While much media hype has centered on the use of AI as a text-generative tool, there are many uses that are being tested and applied for other very specific purposes.
One interesting example comes from the Netherlands where doctors specializing in brain cancer are testing a tool called Sturgeon.
While operating, cancer surgeons are often faced with the difficult task of deciding how much tissue to remove.
In other parts of the body, this is less serious, but when talking about the brain every cell counts.
Finding the edge of a tumor and determining how many surrounding cells are affected is often based on guesswork while the patient is on the operating table.

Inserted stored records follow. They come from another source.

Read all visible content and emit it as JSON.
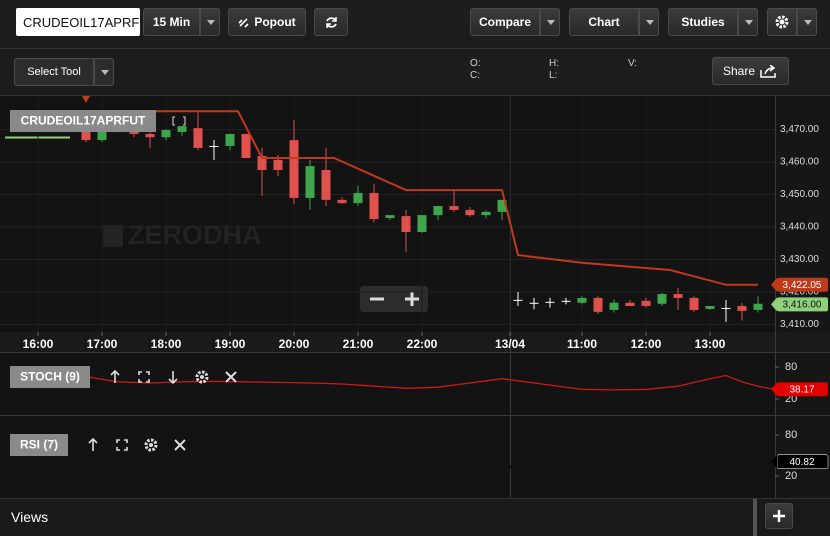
{
  "toolbar": {
    "symbol": "CRUDEOIL17APRF",
    "interval": "15 Min",
    "popout": "Popout",
    "compare": "Compare",
    "chart": "Chart",
    "studies": "Studies"
  },
  "subbar": {
    "select_tool": "Select Tool",
    "ohlc_labels": [
      "O:",
      "C:",
      "H:",
      "L:",
      "V:"
    ],
    "share": "Share"
  },
  "chart_data": [
    {
      "type": "candlestick",
      "title": "CRUDEOIL17APRFUT",
      "watermark": "ZERODHA",
      "up_color": "#3fa64c",
      "down_color": "#e0504c",
      "flat_color": "#ffffff",
      "x": [
        4,
        5,
        6,
        7,
        8,
        9,
        10,
        11,
        12,
        13,
        14,
        15,
        16,
        17,
        18,
        19,
        20,
        21,
        22,
        23,
        24,
        25,
        26,
        27,
        28,
        29,
        30,
        31,
        32,
        33,
        34,
        35,
        36,
        37,
        38,
        39,
        40,
        41,
        42,
        43,
        44,
        45,
        46
      ],
      "open": [
        3470.3,
        3466.6,
        3470.9,
        3469.7,
        3468.5,
        3467.5,
        3469.1,
        3470.3,
        3464.8,
        3464.8,
        3468.5,
        3461.7,
        3460.5,
        3466.6,
        3448.8,
        3457.4,
        3448.2,
        3447.2,
        3450.3,
        3442.6,
        3443.2,
        3438.3,
        3443.5,
        3446.3,
        3445.1,
        3443.5,
        3444.5,
        3417.4,
        3416.5,
        3416.8,
        3417.1,
        3416.5,
        3418.0,
        3414.3,
        3416.5,
        3417.1,
        3416.2,
        3419.2,
        3418.0,
        3414.6,
        3414.9,
        3415.5,
        3414.3
      ],
      "high": [
        3471,
        3470,
        3472,
        3470.5,
        3469,
        3470,
        3471,
        3475.2,
        3466.6,
        3468.5,
        3468.5,
        3464.2,
        3462,
        3472.8,
        3460.5,
        3464.2,
        3449,
        3452.5,
        3453,
        3443.5,
        3445.1,
        3443.5,
        3446.3,
        3451,
        3446,
        3445,
        3448.2,
        3419.8,
        3418,
        3418,
        3418,
        3418.5,
        3418.5,
        3417.5,
        3417.4,
        3418,
        3419.5,
        3421.1,
        3418.5,
        3415.5,
        3417.4,
        3416.5,
        3418.5
      ],
      "low": [
        3466,
        3466,
        3469,
        3467.5,
        3464.2,
        3466.6,
        3468,
        3463.5,
        3460.5,
        3463.5,
        3461.1,
        3449.4,
        3455.5,
        3446.9,
        3445.1,
        3446.3,
        3447,
        3446.3,
        3441.4,
        3442,
        3432.2,
        3438,
        3442,
        3444.5,
        3443,
        3442.5,
        3442,
        3415.5,
        3414.5,
        3415,
        3416,
        3416,
        3413,
        3413.5,
        3415.5,
        3415,
        3415.5,
        3414.3,
        3413.7,
        3414.3,
        3410.6,
        3411,
        3413.5
      ],
      "close": [
        3466.6,
        3469.7,
        3469.1,
        3468.5,
        3467.5,
        3469.7,
        3470.9,
        3464.2,
        3464.8,
        3468.5,
        3461.1,
        3457.4,
        3457.4,
        3448.8,
        3458.6,
        3448.2,
        3447.2,
        3450.3,
        3442.3,
        3443.5,
        3438.3,
        3443.5,
        3446.3,
        3445.1,
        3443.5,
        3444.5,
        3448.2,
        3417.4,
        3416.5,
        3416.8,
        3417.1,
        3418.0,
        3413.7,
        3416.5,
        3415.5,
        3415.5,
        3419.2,
        3418.0,
        3414.3,
        3415.5,
        3414.9,
        3414.0,
        3416.2
      ],
      "series": [
        {
          "color": "#c0391b",
          "x": [
            4,
            13.5,
            15,
            19.5,
            24,
            30,
            31,
            35,
            40.5,
            44,
            46
          ],
          "values": [
            3475.5,
            3475.5,
            3461.1,
            3461.1,
            3451.2,
            3451.2,
            3431.2,
            3428.8,
            3426.6,
            3422.05,
            3422.05
          ]
        }
      ],
      "price_tags": [
        {
          "value": 3422.05,
          "label": "3,422.05",
          "color": "#c0391b"
        },
        {
          "value": 3416,
          "label": "3,416.00",
          "color": "#8fd17a"
        }
      ],
      "xlim": [
        -1.375,
        47.0625
      ],
      "ylim": [
        3407.5,
        3480.5
      ],
      "yticks": [
        {
          "value": 3410,
          "label": "3,410.00"
        },
        {
          "value": 3420,
          "label": "3,420.00"
        },
        {
          "value": 3430,
          "label": "3,430.00"
        },
        {
          "value": 3440,
          "label": "3,440.00"
        },
        {
          "value": 3450,
          "label": "3,450.00"
        },
        {
          "value": 3460,
          "label": "3,460.00"
        },
        {
          "value": 3470,
          "label": "3,470.00"
        }
      ],
      "xticks": [
        {
          "value": 1,
          "label": "16:00"
        },
        {
          "value": 5,
          "label": "17:00"
        },
        {
          "value": 9,
          "label": "18:00"
        },
        {
          "value": 13,
          "label": "19:00"
        },
        {
          "value": 17,
          "label": "20:00"
        },
        {
          "value": 21,
          "label": "21:00"
        },
        {
          "value": 25,
          "label": "22:00"
        },
        {
          "value": 30.5,
          "label": "13/04"
        },
        {
          "value": 35,
          "label": "11:00"
        },
        {
          "value": 39,
          "label": "12:00"
        },
        {
          "value": 43,
          "label": "13:00"
        }
      ],
      "grid": true
    },
    {
      "type": "line",
      "title": "STOCH (9)",
      "x": [
        0,
        2,
        4,
        6,
        8,
        10,
        12,
        14,
        16,
        18,
        20,
        22,
        24,
        26,
        28,
        30,
        31,
        33,
        35,
        37,
        39,
        41,
        43,
        44,
        45,
        46,
        47
      ],
      "series": [
        {
          "color": "#111111",
          "values": [
            80,
            80,
            52,
            48,
            50,
            50,
            51,
            50,
            49,
            48,
            46,
            40,
            41,
            48,
            58,
            60,
            56,
            40,
            36,
            37,
            40,
            58,
            72,
            66,
            48,
            40,
            40
          ]
        },
        {
          "color": "#d01818",
          "values": [
            78,
            76,
            62,
            52,
            50,
            52,
            53,
            52,
            51,
            50,
            48,
            44,
            40,
            42,
            50,
            58,
            54,
            46,
            38,
            37,
            38,
            44,
            58,
            64,
            52,
            44,
            38
          ]
        }
      ],
      "last_value": 38.17,
      "tag_color": "#e00000",
      "xlim": [
        -1.375,
        47.0625
      ],
      "ylim": [
        -10,
        108
      ],
      "yticks": [
        20,
        80
      ]
    },
    {
      "type": "line",
      "title": "RSI (7)",
      "x": [
        0,
        2,
        4,
        6,
        8,
        10,
        12,
        14,
        16,
        18,
        20,
        22,
        24,
        26,
        28,
        30,
        31,
        33,
        35,
        37,
        39,
        41,
        43,
        45,
        47
      ],
      "series": [
        {
          "color": "#111111",
          "values": [
            48,
            50,
            44,
            50,
            46,
            48,
            44,
            48,
            40,
            46,
            44,
            40,
            42,
            46,
            44,
            48,
            20,
            20,
            22,
            28,
            36,
            42,
            38,
            38,
            44
          ]
        }
      ],
      "last_value": 40.82,
      "tag_color": "#000000",
      "xlim": [
        -1.375,
        47.0625
      ],
      "ylim": [
        -8,
        102
      ],
      "yticks": [
        20,
        80
      ]
    }
  ],
  "footer": {
    "views": "Views"
  }
}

Definitive DNA sequencing can provide clarity for these guesses, but that process can be too time-consuming to be relevant, often taking weeks for the samples to be classified.
This results in doctors being overly cautious and removing brain tissue that is actually healthy.
Sturgeon utilizes machine learning to speed up the sequencing of cells in small areas to provide doctors with a much clearer picture of the border of the diseased tissue.
The tool was able to recognize 45 out of 50 cases within 40 minutes which gave the doctors a much better chance of correctly treating the tumors.
Harvard University is also testing a system it calls CHARM that has been trained to recognize the most aggressive types of brain cancer.
That system was trained by ingesting data on over 2000 cases of different types of tumors.
In early testing, CHARM has correctly predicted cases 93% of the time.
The process for both of these systems was likened to image recognition based on a single pixel, and in a use case where every minute counts, the high accuracy of these models is very promising.